Late Breaking News
Servicemembers Lose Benefits after Improper Discharges for Alleged Personality Disorders Cont
- Categorized in: Air Force, Army, Coast Guard, Department of Defense (DoD), Department of Veterans Affairs (VA), Depression, Marine Corps, May 2012, Navy, News, PTSD, TBI, Trauma
As of August 2008, a legal PD separation must meet eight requirements — five general and three specific to servicemembers who have served in a designated imminent danger pay (IDP) area. The first five are: formal counseling of a PD diagnosis and a chance to improve behavior; a diagnosis by a psychiatrist or PhD-level psychologist; a written statement from that mental-health provider that the disorder keeps the servicemember from functioning in the military; written notification to the servicemember of his or her impending separation; advising the servicemember that the diagnosis does not qualify as a disability.
The latter requirement exists because of reports from discharged servicemembers that they were told by military physicians or superior officers that the PD discharge was, in fact, a disability and would allow them to receive benefits and healthcare. The servicemember would then not protest the discharge and, only after leaving the military, would they discover they were ineligible for benefits.

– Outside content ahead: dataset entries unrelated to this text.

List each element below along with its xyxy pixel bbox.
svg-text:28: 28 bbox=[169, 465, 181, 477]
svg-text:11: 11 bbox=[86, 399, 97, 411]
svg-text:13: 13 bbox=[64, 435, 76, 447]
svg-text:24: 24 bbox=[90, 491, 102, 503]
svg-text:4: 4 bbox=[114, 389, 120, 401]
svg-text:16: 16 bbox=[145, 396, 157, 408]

The three additional IDP requirements are: evidence that PD diagnosis was corroborated by a peer psychiatrist; addressing PTSD or other mental-illness comorbidity; the endorsement of the Surgeon General of the military department concerned prior to discharge.
In FY 2008, a 0% compliance rating on some of these requirements by the different services was not unusual. By FY 2010, compliance rates had risen dramatically, with several services showing 100% compliance. As the VVA report makes a point of mentioning, however, the compliance ratings are self-reported by the services.
Substituting AD for PD
From FY 2008 to FY 2010, the number of PD discharges dropped, and PD compliance improved throughout DoD, according to the documents obtained by VVA. During that same time, however, discharges increased for adjustment disorder (AD), defined as a response to a life stress that is out of proportion to the intensity of the event. It manifests as significant emotional or behavioral symptoms that do not meet the criteria for PTSD or anxiety disorder.
VVA has expressed concern that the services are simply substituting AD discharges for PD discharges.
The most complete data VVA received concerning AD discharges was from the Air Force. Between FY 2008 and FY 2010, PD discharges in the Air Force dropped from 840 to 77 — an 87% decrease.
During a similar time period, AD discharges in the Air Force rose from 102 in FY 2007 to 668 in FY 2010 — a 555% increase.
From FY 2008 to FY 2010, the Army routinely discharged more than 2,000 soldiers annually for AD. During those years, the number of those soldiers who had served in imminent-danger areas rose dramatically, from 346 in FY 2008 to 767 in FY 2010, when they made up 37% of all Army AD discharges.
The only other data VVA received through its FOIA request on AD discharges was from the Coast Guard, whose AD discharges rose from 57 in FY 2009 to 109 in FY 2010.
“Unlike personality-disorder discharges, adjustment-disorder procedures were neither the subject of the 2008 GAO investigation nor the centerpiece of congressional hearings that year,” the VVA report states. “To date there has been no examination of the use of AD discharges, and it is unclear whether AD has simply replaced PD as a tool for illegally separating servicemembers.”
VVA recommends DoD revise its regulations so that the requirements for meeting an AD discharge mirror the requirements for PD discharges.
Addressing The Discharged
VVA and other VSOs are concerned about the continuing practice of wrongfully discharging soldiers for personality or adjustment disorders, but they are also concerned about the thousands of servicemembers discharged improperly over the last 10 years who might be due benefits and healthcare and have been unable to receive them.
The report states several times that, to date, DoD has “taken no meaningful steps to redress the wrongful discharges of these thousands of servicemembers.”
“Shame on the Department of Defense,” said Thomas Berger, MD, VVA executive director for the Veterans Health Council. “It acknowledges the widespread illegality of these discharges and changed its rules going forward but has left 31,000 wounded warriors alone to fend for themselves, denied even basic medical care for their injuries.”
DoD has not commented on the report.
At a recent House Veterans Affairs Committee hearing on an unrelated topic, legislators waded into the issue, asking DoD and VA officials how these discharged servicemembers can address what could have been an illegal discharge from the military.
Philip Burdette, principal director of DoD’s Wounded Warrior Care and Transition Policy admitted that, as more attention has been paid to behavioral health issues and diagnoses have skyrocketed, training of behavioral health professionals has lagged.
As for the recourse left to discharged servicemembers, Burdette said, “The ability of a servicemember to challenge and reopen these cases has not been abridged. They’ve been extended. VA has done fantastic work of making those avenues for veterans available.”
Of the VVA report, Burdette said, “I think the role of VSOs is critical. I consider them our conscience.”